Necropsy studies of posterior circulation vascular lesions differ in the nature of the patiets studied and on their focus of interest. Some studied unselected autopies.1,18,21 Castaigne et al. studied patients with posterior circulation infarcts and emphasized intracranial arteries.22 Hutchinson and Yates studied the ECVAs.19,20 These necropsy studies showed that although ECVA lesions were common, most posterior circulation infarcts were attributable to intracranial occlusive disease. This contrasted with anterior circulation occlusive disease in which the extracranial ICA more often caused brain infarction than intracranial disease.
In the NEMC-PCR, the VAs were the commonest vessels involved and the ECVAs and ICVAs were involved with about the same frequency. When only single vascular regions were involved, the VAO was more often severely stenotic or occluded than other vascular regions. BA disease was also very common. The most important and surprising finding was the frequency of multiple vascular involvement. Often extracranial and intracranial arteries were narrowed. In many patients multiple intracranial arteries were compromised. When one ICVA was narrowed or occluded by atherosclerosis, the contralateral VA was often hypoplastic or narrowed extracranially or intracranially, and the BA was also often severely compromised.

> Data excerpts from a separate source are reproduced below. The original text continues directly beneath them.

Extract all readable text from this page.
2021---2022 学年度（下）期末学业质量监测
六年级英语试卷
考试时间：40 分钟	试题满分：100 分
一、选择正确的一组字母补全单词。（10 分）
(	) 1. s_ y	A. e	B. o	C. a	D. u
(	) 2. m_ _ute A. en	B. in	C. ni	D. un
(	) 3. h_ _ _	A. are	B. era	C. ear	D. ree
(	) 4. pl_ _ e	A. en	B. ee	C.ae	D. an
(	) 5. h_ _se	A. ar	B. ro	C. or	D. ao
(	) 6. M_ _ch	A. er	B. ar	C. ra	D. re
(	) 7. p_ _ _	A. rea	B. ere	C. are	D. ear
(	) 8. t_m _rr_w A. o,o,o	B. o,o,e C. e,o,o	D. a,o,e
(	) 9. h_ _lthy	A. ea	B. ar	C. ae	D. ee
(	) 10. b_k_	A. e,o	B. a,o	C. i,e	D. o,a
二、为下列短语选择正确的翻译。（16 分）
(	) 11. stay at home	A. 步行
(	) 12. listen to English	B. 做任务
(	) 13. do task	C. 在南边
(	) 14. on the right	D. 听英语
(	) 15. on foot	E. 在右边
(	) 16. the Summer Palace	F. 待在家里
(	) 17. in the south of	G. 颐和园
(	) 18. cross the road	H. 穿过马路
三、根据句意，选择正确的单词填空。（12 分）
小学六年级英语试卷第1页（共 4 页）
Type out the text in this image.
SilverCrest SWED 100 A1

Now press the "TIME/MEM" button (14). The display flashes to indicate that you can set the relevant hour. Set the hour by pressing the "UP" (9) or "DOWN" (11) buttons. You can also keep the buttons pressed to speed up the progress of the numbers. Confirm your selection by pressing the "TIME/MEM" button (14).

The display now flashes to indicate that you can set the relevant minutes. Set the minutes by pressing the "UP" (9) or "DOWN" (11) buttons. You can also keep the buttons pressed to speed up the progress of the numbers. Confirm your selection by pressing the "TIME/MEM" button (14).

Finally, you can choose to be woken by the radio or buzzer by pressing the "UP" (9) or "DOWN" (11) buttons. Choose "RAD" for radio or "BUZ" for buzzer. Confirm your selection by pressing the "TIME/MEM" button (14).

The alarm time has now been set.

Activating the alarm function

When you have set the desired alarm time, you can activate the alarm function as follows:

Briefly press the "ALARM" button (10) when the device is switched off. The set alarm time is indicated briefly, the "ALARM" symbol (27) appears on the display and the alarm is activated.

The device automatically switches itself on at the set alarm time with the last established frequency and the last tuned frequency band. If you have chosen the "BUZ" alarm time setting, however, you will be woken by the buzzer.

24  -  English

In 1961, Reivich et al78 and Fisher79 described the "subclavian steal syndrome". Physicians were alerted and patients with the syndrome often had subclavian artery surgery. Subsequent studies showed that most patients with subclavian artery disease are asymptomatic, even those with subclavian steal shown by ultrasound or vascular imaging.4,41,80,81 Subclavian artery disease patients often have coexistent ICA disease that is usually responsible for brain ischemia. Patients with innominate artery disease, most often have anterior circulation infarcts related to thrombi within the right ICA innominate artery branch.4,82 Subclavian artery lesions may cause minor ischemic arm symptoms e.g. coolness, cramping, and inability to sustain prolonged arm exercise. These symptoms are important in athletes but are rarely important otherwise. Vertebro basilar territory ischemic symptoms are unusual and posterior circulation infarction attributable to subclavian or innominate artery disease is rare.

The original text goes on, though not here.